1

For a C project, I'm upgrading my build process from

  • MingGW-GCC / make and Android Studio under Windows (2 separate processes)

to

  • Clang / CMake under Debian 8, using wclang and wine to compile and run the Windows build

It seems to me as if we build for one platform at a time. I suppose there is a large part of the process of compiling and linking which is platform-specific; that cannot be avoided given the enormous differences in platform. I would expect that to be the majority of the compiler's work.

But I wonder; does all cross-compilation work this way? Say we're compiling for 3 platforms: A, B, C.

Let's say 25% of the work involved in compiling for A can be reused in compiling for B & C (things like building the AST). Surely we would want to do that, thus reducing overall build time?

Are there such tools (particularly in relation to Clang, GCC)?
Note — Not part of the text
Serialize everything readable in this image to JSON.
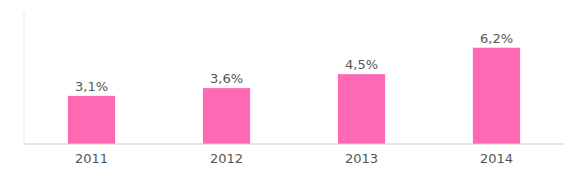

And is there a name for such a "sharing" cross-compile, that I should know about? Thanks.

Engineer
  • 767
  • 5
  • 16
  • 1
    You could use an intermediate representation. For example .net and java use that approach, even when the code get compiled before distribution. LLVM has such internal representations, but I don't know if it's used for this purpose in practice (platform dependent `#DEFINE`s, constants, type sizes, etc would cause complications). – CodesInChaos May 07 '16 at 15:16
  • @CodesInChaos Yes - there is the `-emit-llvm` flag to compile to IR (Intermediate Representation). See [this](http://stackoverflow.com/questions/9148890/how-to-make-clang-compile-to-llvm-ir). Cheers for the line of thinking. – Engineer May 07 '16 at 15:24

1 Answers1

2

In a different language, yes, you could perhaps reuse an AST. However, the compilation model of C makes this impossible. First, a preprocessor phase runs over the code. Every compiler has its own #defines so that we can safely include compiler-specific options. Also, various defines allow us to check what system we are compiling for. In the code base I am working on, we use conditional compilation to select better system calls on operating systems which support them. Only after all these defines are resolved, do we get a C source that is parsed and converted to an AST. Since this AST now contains platform-specific assumptions, you can't use it as the basis for cross-platform compilation.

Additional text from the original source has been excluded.